Good programming style dictates that the user should not see a stack trace, even if the user supplies invalid output.

3. Run the Regex Checker

The Regex Checker prevents, at compile time, use of syntactically invalid regular expressions and access of invalid capturing groups. In other words, it prevents you from writing code that would throw certain exceptions at run time. Next run the Regex Checker to see how it could have spotted this issue at compile time.

$ javacheck -processor org.checkerframework.checker.regex.RegexChecker RegexExample.java
RegexExample.java:13: error: [argument.type.incompatible] incompatible types in argument.
        Pattern pat = Pattern.compile(regex);
                                      ^
  found   : String
  required: @Regex String
1 errors

The "incompatible types" warning indicates that variable regex is not of type @Regex String which is required for strings passed to Pattern.compile().

4. Fix the Code

The right way to fix the problems is for the code to issue a user-friendly message at run time. It should verify the user input using the RegexUtil.isRegex(String, int) method. If the string is not a valid regular expression, it should print an error message and halt. If it is a valid regular expression, perform as before.

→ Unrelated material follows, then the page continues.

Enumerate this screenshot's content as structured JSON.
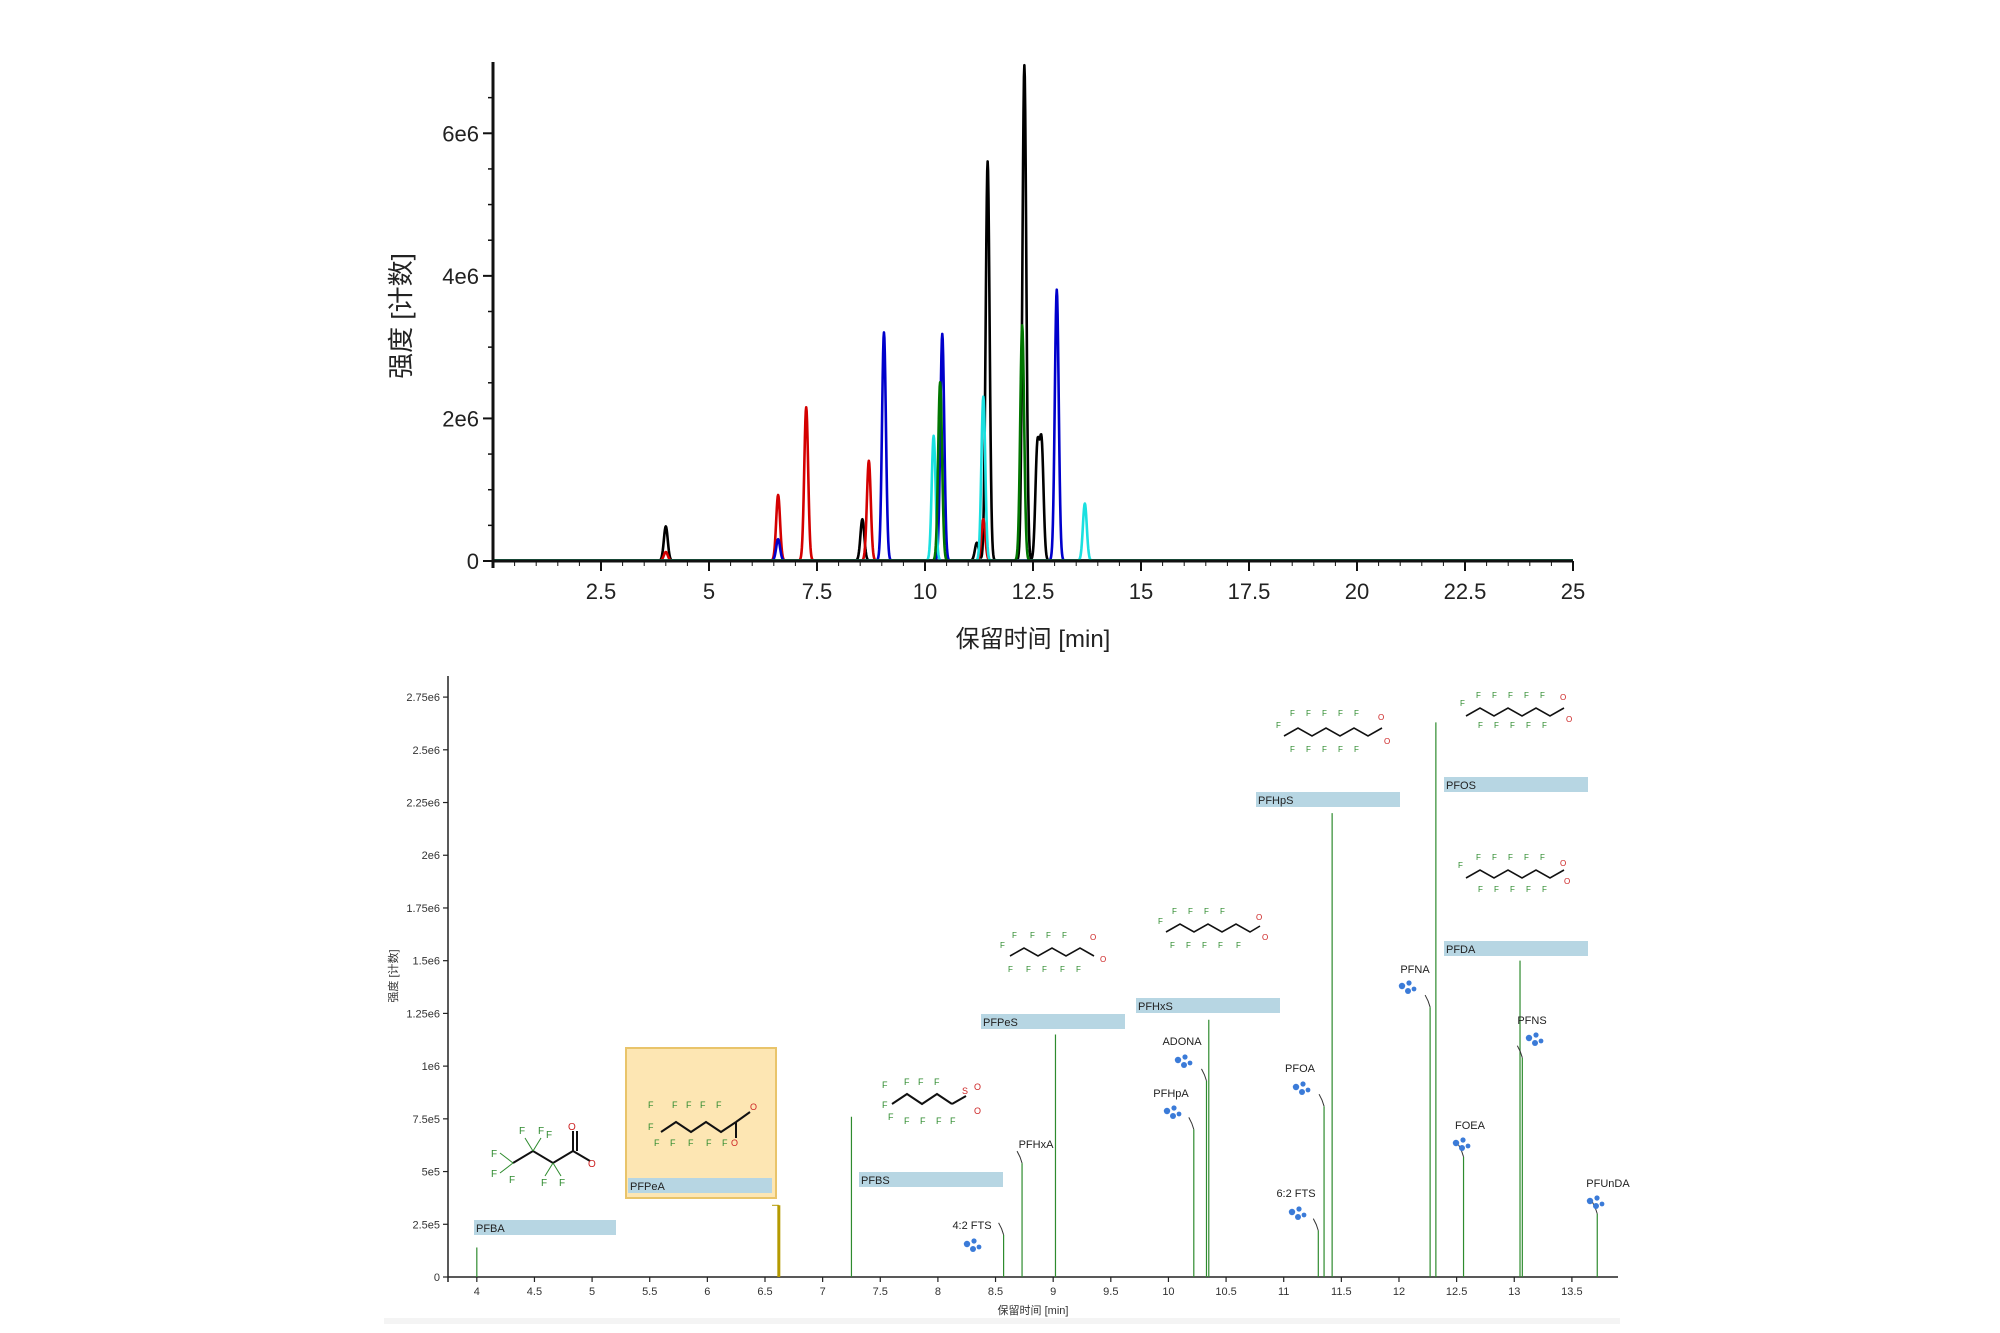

You need to make two changes to RegexExample.java to correctly handle invalid user input. At the top of the file, add

import org.checkerframework.checker.regex.util.RegexUtil;

After variable regex is defined but before it is used (that is, before Pattern pat = Pattern.compile(regex);), add

    if (!RegexUtil.isRegex(regex, 1)) {
        System.out.println("Input is not a regular expression \"" + regex
            + "\": " + RegexUtil.regexException(regex).getMessage());
        System.exit(1);
    }

5. Re-run the Regex Checker

$ javacheck -processor org.checkerframework.checker.regex.RegexChecker RegexExample.java

There should be no warnings. This shows that the code will not throw a PatternSyntaxException at compile time.

6. Run the Example

Run the program as before (but adding checker-qual.jar to the classpath) to verify that the program prints a user-friendly warning.

$ java -cp ".:$CHECKERFRAMEWORK/checker/dist/checker-qual.jar" RegexExample '[01]?[\d-\([0123]?\d\)-\d{4}+' '01-24-2013'
Input is not a regular expression "[01]?[d-([0123]?d)-d{4}+": Illegal character range near index 24

For a full discussion of the Regex Checker, please see the Regex Checker chapter of the Checker Framework manual.